The all-Russian program that Kempf presented was designed to be performed in the Perth Concert Hall for the Perth Festival. It comprised two very different piano sonatas by Prokofiev (the first and eighth), three rarely heard Concert Etudes by Nikolai Kapustin and the second piano sonata by Rachmaninoff (in its original unabridged 1913 version). A glance at his online schedule demonstrates that Freddy Kempf is a very busy concert pianist with concerto, chamber and solo engagements all over the globe. No jet-lag, however, was evident in this powerhouse performance brimming with youthful vigour and replete with mesmerising technical facility.

Sparing use of sustain pedal had the rapid mechanical percussive material in the eighth Sonata sound like machine-gun fire, while we relished the broad and expansive opening and were thrilled by the work’s exuberant conclusion. Throughout, rhetoric was clear as crystal and theatrical drive palpable. Kapustin’s jazz-influenced Concert Etudes could be seen in the same vein as Gershwin or Bernstein and provided a light-hearted interlude, all three stylishly realised by Kempf. The soloist then delivered a remarkable performance of Rachmaninoff’s heart-wrenching second Sonata with its luxuriously complex and colouristic musical language.

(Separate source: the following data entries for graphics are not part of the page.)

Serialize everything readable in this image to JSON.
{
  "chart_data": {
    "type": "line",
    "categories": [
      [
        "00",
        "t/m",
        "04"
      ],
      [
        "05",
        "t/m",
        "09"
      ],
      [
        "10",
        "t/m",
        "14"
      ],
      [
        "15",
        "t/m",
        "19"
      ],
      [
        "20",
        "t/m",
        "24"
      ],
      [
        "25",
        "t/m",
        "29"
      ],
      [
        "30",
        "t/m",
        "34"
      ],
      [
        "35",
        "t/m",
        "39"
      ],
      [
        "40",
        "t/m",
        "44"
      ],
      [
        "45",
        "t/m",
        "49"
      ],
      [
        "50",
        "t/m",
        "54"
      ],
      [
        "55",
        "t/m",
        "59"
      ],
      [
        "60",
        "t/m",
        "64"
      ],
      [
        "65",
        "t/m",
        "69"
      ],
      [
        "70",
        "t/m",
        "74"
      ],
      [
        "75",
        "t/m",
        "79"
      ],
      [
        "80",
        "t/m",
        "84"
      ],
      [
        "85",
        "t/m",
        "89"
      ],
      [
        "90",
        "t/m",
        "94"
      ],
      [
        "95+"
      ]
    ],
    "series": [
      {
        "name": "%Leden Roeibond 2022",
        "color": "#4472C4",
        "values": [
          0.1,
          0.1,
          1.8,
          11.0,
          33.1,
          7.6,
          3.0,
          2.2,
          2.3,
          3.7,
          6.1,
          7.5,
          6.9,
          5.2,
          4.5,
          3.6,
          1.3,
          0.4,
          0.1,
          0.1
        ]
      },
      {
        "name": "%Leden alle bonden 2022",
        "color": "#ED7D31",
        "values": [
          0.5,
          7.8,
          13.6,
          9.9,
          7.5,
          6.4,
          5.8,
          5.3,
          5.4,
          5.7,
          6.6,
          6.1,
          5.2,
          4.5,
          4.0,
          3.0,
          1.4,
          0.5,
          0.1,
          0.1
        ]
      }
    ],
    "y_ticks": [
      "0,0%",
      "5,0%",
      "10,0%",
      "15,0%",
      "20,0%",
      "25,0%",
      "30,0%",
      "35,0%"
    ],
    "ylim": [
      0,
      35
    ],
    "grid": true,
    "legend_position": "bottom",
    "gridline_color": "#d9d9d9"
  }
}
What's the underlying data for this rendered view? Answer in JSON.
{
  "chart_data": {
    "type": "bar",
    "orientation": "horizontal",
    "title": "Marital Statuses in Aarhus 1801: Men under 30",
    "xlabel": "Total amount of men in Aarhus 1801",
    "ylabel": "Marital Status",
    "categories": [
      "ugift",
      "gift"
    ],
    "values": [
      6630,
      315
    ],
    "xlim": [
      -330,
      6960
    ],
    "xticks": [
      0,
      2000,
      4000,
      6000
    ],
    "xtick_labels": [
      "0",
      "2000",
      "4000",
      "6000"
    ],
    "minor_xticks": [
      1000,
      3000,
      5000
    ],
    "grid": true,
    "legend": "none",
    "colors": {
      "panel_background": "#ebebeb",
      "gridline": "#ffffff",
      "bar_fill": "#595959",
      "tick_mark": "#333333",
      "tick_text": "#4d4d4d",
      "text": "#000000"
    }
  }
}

It was just a pity that the repertoire as performed within the confines of this venue exceeded the comfortable limits of dynamic range and weight.

Rating:  4 stars ★★★★
Freddy Kempf, piano

Utzon Music Series 2019
Utzon Room, Sydney Opera House
10 February, 2019

 
David Barmby
About the Author
David Barmby is former head of artistic planning of Musica Viva Australia, director of music at St James' Anglican Church, King Street, artistic administrator of Bach 2000 (Melbourne Festival), the Australian National Academy of Music and Melbourne Recital Centre.